The title may suggest these two had a long, intense rivalry but that wasn’t the case. Their careers only intertwined during a very narrow window in the early 1980s. Borg retired in 1981 at the age of 26 – incredibly young for someone still in the prime of his career. McEnroe was just coming onto the scene around that time and was still competing well into the 1990s. They met only 4 times in grand slams – twice in 1980 and twice in 1981.

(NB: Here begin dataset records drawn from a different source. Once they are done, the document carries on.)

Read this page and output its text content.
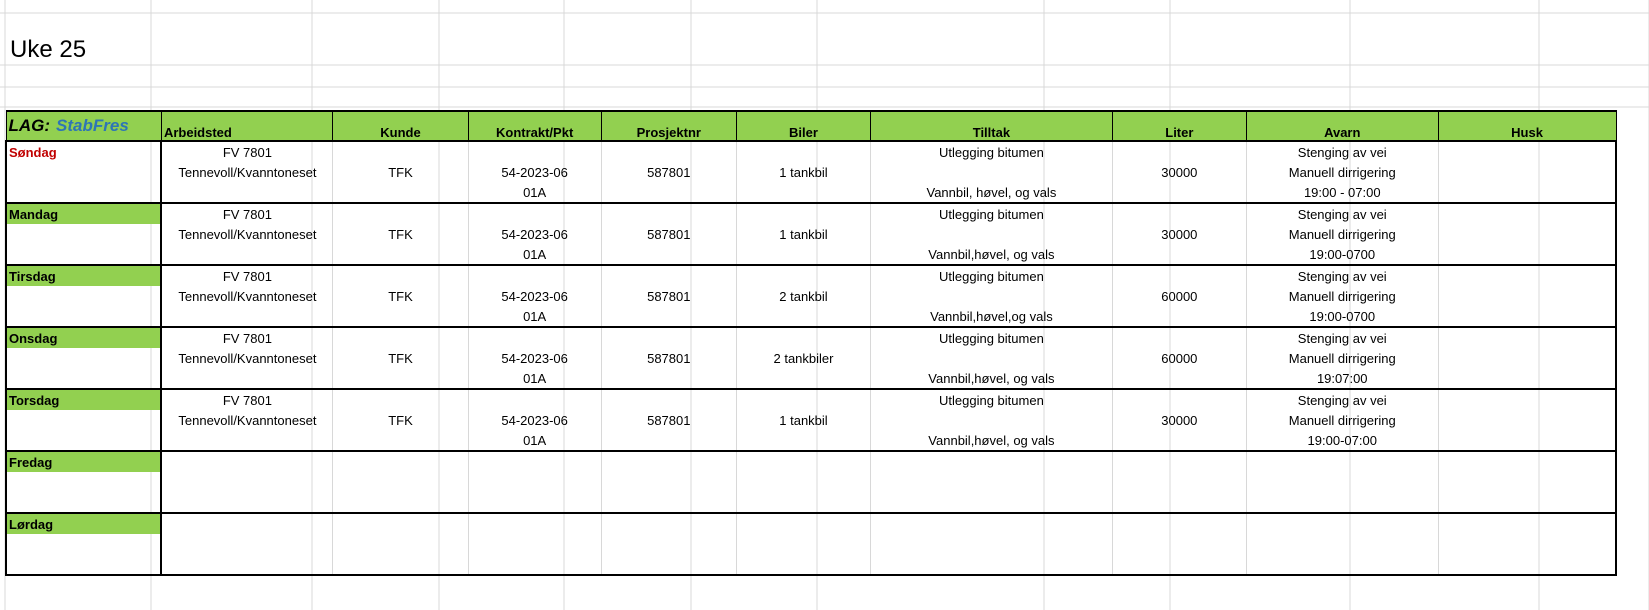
Uke 25
LAG: StabFres	Arbeidsted	Kunde	Kontrakt/Pkt	Prosjektnr	Biler	Tilltak	Liter	Avarn	Husk
Søndag	FV 7801					Utlegging bitumen		Stenging av vei	
	Tennevoll/Kvanntoneset	TFK	54-2023-06	587801	1 tankbil		30000	Manuell dirrigering	
			01A			Vannbil, høvel, og vals		19:00 - 07:00	
Mandag	FV 7801					Utlegging bitumen		Stenging av vei	
	Tennevoll/Kvanntoneset	TFK	54-2023-06	587801	1 tankbil		30000	Manuell dirrigering	
			01A			Vannbil,høvel, og vals		19:00-0700	
Tirsdag	FV 7801					Utlegging bitumen		Stenging av vei	
	Tennevoll/Kvanntoneset	TFK	54-2023-06	587801	2 tankbil		60000	Manuell dirrigering	
			01A			Vannbil,høvel,og vals		19:00-0700	
Onsdag	FV 7801					Utlegging bitumen		Stenging av vei	
	Tennevoll/Kvanntoneset	TFK	54-2023-06	587801	2 tankbiler		60000	Manuell dirrigering	
			01A			Vannbil,høvel, og vals		19:07:00	
Torsdag	FV 7801					Utlegging bitumen		Stenging av vei	
	Tennevoll/Kvanntoneset	TFK	54-2023-06	587801	1 tankbil		30000	Manuell dirrigering	
			01A			Vannbil,høvel, og vals		19:00-07:00	
Fredag									

Lørdag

Brought to the screen by Danish director Janus Metz Pedersen, Borg McEnroe takes us behind the scenes in the lead up to the 1980 gentleman’s final at Wimbledon. It was the first time these two would face off in a grand slam final and the storylines wrote themselves. Borg, ranked #1 in the world, was trying to become the first man to win 5 consecutive Wimbledon titles. McEnroe, ranked #2 in the world, was attempting to build on his US Open title the previous year and claim his first Wimbledon crown.
The tennis scenes in Borg McEnroe are its least interesting element. You’re looking at two actors run around a court and hit a CGI-generated tennis ball back and forth. Even with a bit of moody music, it’s not particularly suspenseful. There’s no substitute for the real thing when it comes to sport. You can jump on Youtube and watch highlights from the actual match complete with authentic reactions and commentary.
Where this film does succeed is the way it delves into the background of these two very different individuals. Borg was a shy man who struggled with fame and preferred to remain inconspicuous. It was a Catch-22. The more tournaments he won, the more he had to deal with adoring fans and the curious media. He was like a pop star in Sweden. To try to calm the growing pressure he placed on himself, Borg developed a number of borderline-psychotic superstitions.
McEnroe was the complete opposite. He loved being the centre of attention and wanted journalists to appreciate and value his talent on the court. He yearned to be one of the world’s top tennis players and not someone who was living in Borg’s shadow. Unfortunately, his on-court arguments with umpires and linespersons had hurt his reputation with the public. Crowds would be cheering for his opponent in most matches – a fact that he struggled to deal with.
Told using a mix of flashbacks, Borg McEnroe features some clunky, overdramatised dialogue. Characters speak as if they’re fortune tellers with lines like “you’ll win Wimbledon one day and be the number 1 player in the world but no one will like you.” That said, the film provides insight for anyone interested in the world of professional sport and the different paths that exist to become a champion. Both Borg and McEnroe mad mistakes but they harnessed the lessons learned in pursuit of greatness.
Swedish actor Sverrir Gudnason (Monica Z) has an uncanny resemblance to Borg and is a good fit for the role. We haven’t seen much from Shia LaBeouf (Transformers) in recent years but he delivers a similarly worthy performance as the anxious McEnroe. While the real Borg and McEnroe didn’t have much involvement in the development of the script, it’s a nice touch that Björn Borg’s own son plays the teenager version of him in the film.
It’s not often that the tennis and film worlds collide. Up until a few months ago, the last mainstream “tennis movie” to reach cinemas was Wimbledon with Kirsten Dunst and Paul Bettany back in 2004. Now we’ve had two in the space of 8 weeks – Battle of the Sexes and Borg McEnroe. I guess the adage is true – when it rains, it pours.